犬の会陰ヘルニアとは、お尻部分を覆っている骨盤隔膜という膜に異常があり、骨盤内の臓器(直腸、膀胱、脂肪など)が外側に飛び出してしまった状態をいいます。
通常肛門周りの会陰(えいん)部はむっちりした臀部の筋肉、大腿部の筋肉と筋膜で覆われていますが、会陰ヘルニアになると肛門周囲がぽっこりと膨らみます。
できてしまったヘルニア孔に直腸が入りこみ、その憩室に便が溜まると排便障害がおきます。まれに膀胱が入り込んだ場合には、排尿障害が起こります。

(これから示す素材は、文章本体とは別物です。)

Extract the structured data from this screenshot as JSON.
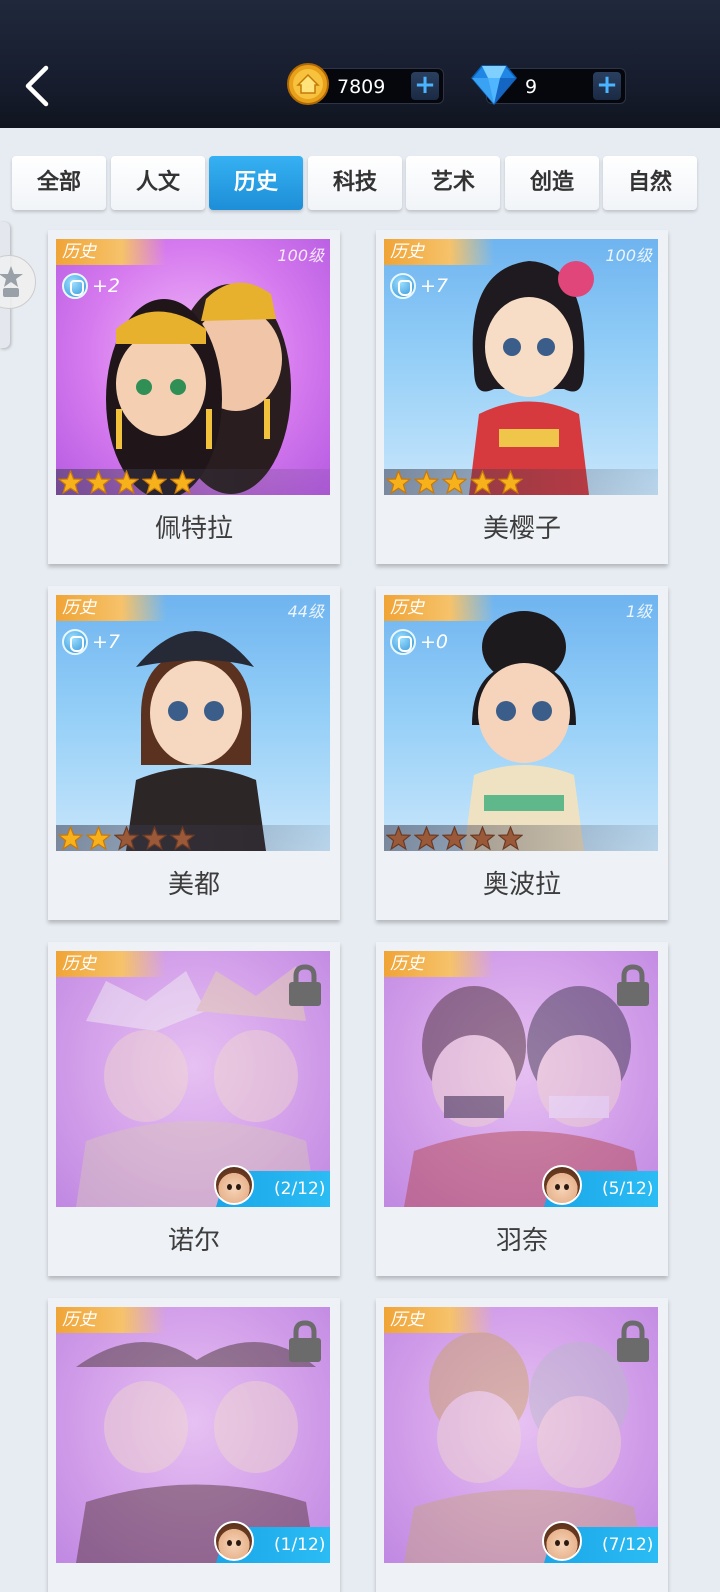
{
  "header": {
    "coins": "7809",
    "gems": "9",
    "plus": "+"
  },
  "tabs": [
    {
      "label": "全部",
      "active": false
    },
    {
      "label": "人文",
      "active": false
    },
    {
      "label": "历史",
      "active": true
    },
    {
      "label": "科技",
      "active": false
    },
    {
      "label": "艺术",
      "active": false
    },
    {
      "label": "创造",
      "active": false
    },
    {
      "label": "自然",
      "active": false
    }
  ],
  "cards": [
    {
      "name": "佩特拉",
      "category": "历史",
      "level": "100级",
      "skill": "+2",
      "stars": 5,
      "max_stars": 5,
      "locked": false,
      "bg": "purple"
    },
    {
      "name": "美樱子",
      "category": "历史",
      "level": "100级",
      "skill": "+7",
      "stars": 5,
      "max_stars": 5,
      "locked": false,
      "bg": "blue"
    },
    {
      "name": "美都",
      "category": "历史",
      "level": "44级",
      "skill": "+7",
      "stars": 2,
      "max_stars": 5,
      "locked": false,
      "bg": "blue"
    },
    {
      "name": "奥波拉",
      "category": "历史",
      "level": "1级",
      "skill": "+0",
      "stars": 0,
      "max_stars": 5,
      "locked": false,
      "bg": "blue"
    },
    {
      "name": "诺尔",
      "category": "历史",
      "progress": "(2/12)",
      "locked": true,
      "bg": "locked"
    },
    {
      "name": "羽奈",
      "category": "历史",
      "progress": "(5/12)",
      "locked": true,
      "bg": "locked"
    },
    {
      "name": "",
      "category": "历史",
      "progress": "(1/12)",
      "locked": true,
      "bg": "locked"
    },
    {
      "name": "",
      "category": "历史",
      "progress": "(7/12)",
      "locked": true,
      "bg": "locked"
    }
  ],
  "colors": {
    "tab_active": "#1d8ed8",
    "category_tag": "#f0a436",
    "progress_tag": "#1aa6e8",
    "star_filled": "#f7b21b",
    "star_empty": "#9a5a3a"
  },
  "icons": {
    "back": "chevron-left-icon",
    "coin": "coin-icon",
    "gem": "diamond-icon",
    "lock": "lock-icon",
    "skill": "skill-badge-icon",
    "star": "star-icon"
  }
}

最近便が細い、便が出にくそう、肛門の横が腫れているといった症状が代表的です。
会陰を構成する筋肉群が脆弱になり、委縮してくると起こりやすくなります。この脆弱化には男性ホルモンによる影響や、筋力低下を引き起こす病気、加齢などが関係していると考えられています。
5歳以降の未去勢のオス犬に多く見られます。よく吠えたりする犬、前立腺肥大で使を排出しづらくなった犬がりきむことによって、なりやすいようです。
発症しやすい犬種としてはボストンテリア、コリー、ボクサー、ペキニーズなどが報告されています
治療にはヘルニア部にはみ出している臓器を元の位置に整復して固定し、筋肉の間に開いてしまった隙間をふさぐ手術を行います。
また、再発予防のために同時に去勢手術を行います。それでも会陰ヘルニアは手術後再発率が高く、特に片側の会陰ヘルニアの修復手術をした場合に反対側に再度起こることが多くあるとされています。
予防のためにも早めに去勢手術を行い、無駄吠えをさせないようにしつけをすることが大切です。